Ivy pretended indifference. “There are other ways to cool down. Right now, I’d kill for a piña colada.”
After the kid brought them a frozen, fruity, alcoholic concoction, Ivy decided to reward him with a game of “if you catch me, you can have me.”
Thankfully, the whooping and giggling lovers left earshot soon after. However, the cacti and the basking Saurian next to her seemed less scenic without a friend.
Roz put on her skirt wrap and went looking for Max.

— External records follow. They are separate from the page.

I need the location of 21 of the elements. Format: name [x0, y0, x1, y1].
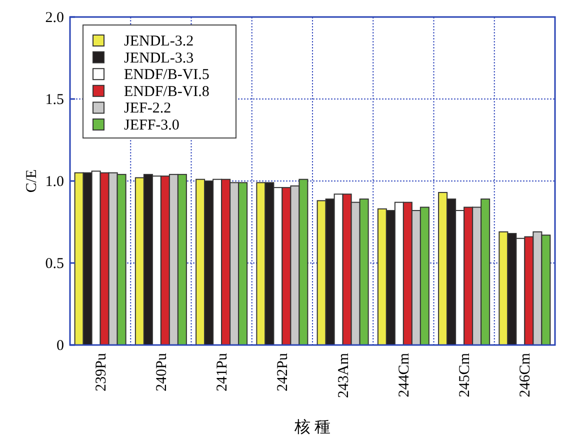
y-tick-label: 1.5: [45, 92, 64, 108]
x-tick-label: 246Cm: [518, 352, 534, 398]
y-axis-title: C/E: [24, 169, 40, 193]
x-tick-label: 244Cm: [396, 352, 412, 398]
legend-label: ENDF/B-VI.5: [124, 67, 210, 84]
legend-label: JEFF-3.0: [124, 118, 180, 134]
y-tick-label: 0.5: [45, 256, 64, 272]
y-tick-label: 0: [56, 338, 64, 354]
legend-label: ENDF/B-VI.8: [124, 84, 210, 100]
x-tick-label: 245Cm: [457, 352, 474, 398]
legend-label: JENDL-3.3: [124, 50, 194, 66]
x-tick-label: 240Pu: [154, 352, 170, 392]
x-axis-title: 核 種: [293, 418, 331, 436]
legend-label: JEF-2.2: [124, 100, 172, 117]
x-tick-label: 242Pu: [275, 352, 292, 392]
legend-label: JENDL-3.2: [124, 34, 194, 50]
y-tick-label: 2.0: [45, 10, 64, 26]
x-tick-label: 241Pu: [214, 352, 231, 392]
x-tick-label: 239Pu: [93, 352, 110, 392]
y-tick-label: 1.0: [45, 174, 64, 190]
x-tick-label: 243Am: [336, 352, 352, 398]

Recent discussions about possible tumors and degenerative brain disorders gave her the bravery to take the initiative. Preferring gravity, she stuck to the inner ring that held the staterooms, galley, and elevator. The tunnels were round and smooth, perfectly balanced and safe, with no sharp edges. The six airlock doors were round and padded, for insulation and to prevent scratches that led to leaks. The six doors provided access to each of the pie-shaped wedges on this level. Multi-story cargo areas alternated with three biozones.